Governance e clienti
Da un punto di vista di governance, oltre all’abbandono della gestione duale in favore della nomina di un unico Ceo, nel corso degli anni sono state fatte alcune modifiche per uniformare le due diverse amministrazioni. E, naturalmente, le modifiche hanno coinvolto anche l’Italia. L’insegna si è dotata di un nuovo meccanismo retributivo fuori dal sistema di lockstep puro. Ci sono delle unit, che corrispondono ai punteggi che i soci avevano nel sistema di lockstep, che subiscono una revisione biennale a seconda di una serie di criteri che non sono solo finanziari; questi vanno dall’origination del lavoro all’impegno nella gestione dello studio. Alla retribuzione va poi aggiunto il bonus, che in questo caso è frutto di un sistema intermedio tra il lockstep e l’« eat what you kill ». Criteri simili sono stati estesi di recente agli associate dello studio italiano per contribuire, dicono dallo studio, a far recuperare lo spirito originario della libera professione che si era perso nel corso degli anni soprattutto da parte dei collaboratori più giovani. È così che è stato variabilizzato il loro stipendio in funzione dei risultati ottenuti. Variabilizzazione che ha consentito all’insegna di mantenere inalterata la struttura piramidale e un rapporto di leva di un socio ogni 5,5 professionisti, nettamente superiore al rapporto di 1 a 4,2 registrato in media dai primi 25 studi per fatturato secondo i dati forniti nell’ultima indagine sui fatturati compiuta dal Centro Studi TopLegal.

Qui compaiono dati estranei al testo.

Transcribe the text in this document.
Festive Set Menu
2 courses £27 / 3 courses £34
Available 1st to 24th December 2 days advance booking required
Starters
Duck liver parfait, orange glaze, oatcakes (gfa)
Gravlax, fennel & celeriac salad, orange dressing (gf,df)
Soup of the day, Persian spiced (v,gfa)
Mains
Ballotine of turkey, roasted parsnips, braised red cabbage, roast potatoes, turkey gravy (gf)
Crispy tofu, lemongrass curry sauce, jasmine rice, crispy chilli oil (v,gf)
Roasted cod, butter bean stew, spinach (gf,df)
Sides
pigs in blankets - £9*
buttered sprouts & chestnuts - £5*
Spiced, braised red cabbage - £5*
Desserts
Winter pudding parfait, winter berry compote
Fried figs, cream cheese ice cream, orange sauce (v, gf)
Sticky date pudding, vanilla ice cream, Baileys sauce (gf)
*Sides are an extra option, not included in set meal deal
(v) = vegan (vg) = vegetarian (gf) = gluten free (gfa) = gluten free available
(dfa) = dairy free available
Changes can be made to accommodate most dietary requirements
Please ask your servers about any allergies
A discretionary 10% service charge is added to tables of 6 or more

« Fiducia e continuità » sono le due direttrici che, secondo Rota Candiani, dovrebbero guidare tanto le relazioni interne allo studio, quanto quelle con i clienti. Ed effettivamente la continuità sembrerebbe essere la nota distintiva dell’insegna in Italia: pochi cambiamenti strutturali, lateral o spin off; un fatturato abbastanza costante e una governance tripartita che è in piedi da anni. Sul fronte delle relazioni esterne, invece, a detta di Rota Candiani, è proprio costruendo rapporti basati su fiducia e continuità che lo studio cercherebbe di sottrarsi al rischio commodity. « Sembra ormai di moda applicare la parola commodity ai servizi legali, tanto che non è inconsueto relazionarsi con clienti che la utilizzano per ottenere sconti sugli onorari ». « Ma non è solo una questione di fees – aggiunge Rota Candiani – il mercato, e non solo quello legale, è cambiato enormemente negli ultimi anni e questo richiede la necessità e lo sforzo da parte degli studi di rimanere al passo con i tempi coniugando efficienza, flessibilità e approfondita conoscenza delle industry dei clienti ».
Questo approccio, al momento, ha consentito allo studio di tenere botta sul mercato italiano in una congiuntura in cui altre insegne hanno patito maggiormente. Aver raggiunto la stabilità sembra già un risultato positivo, dato lo scenario. Ora, però, la sfida è trovare la chiave di volta per tornare a crescere.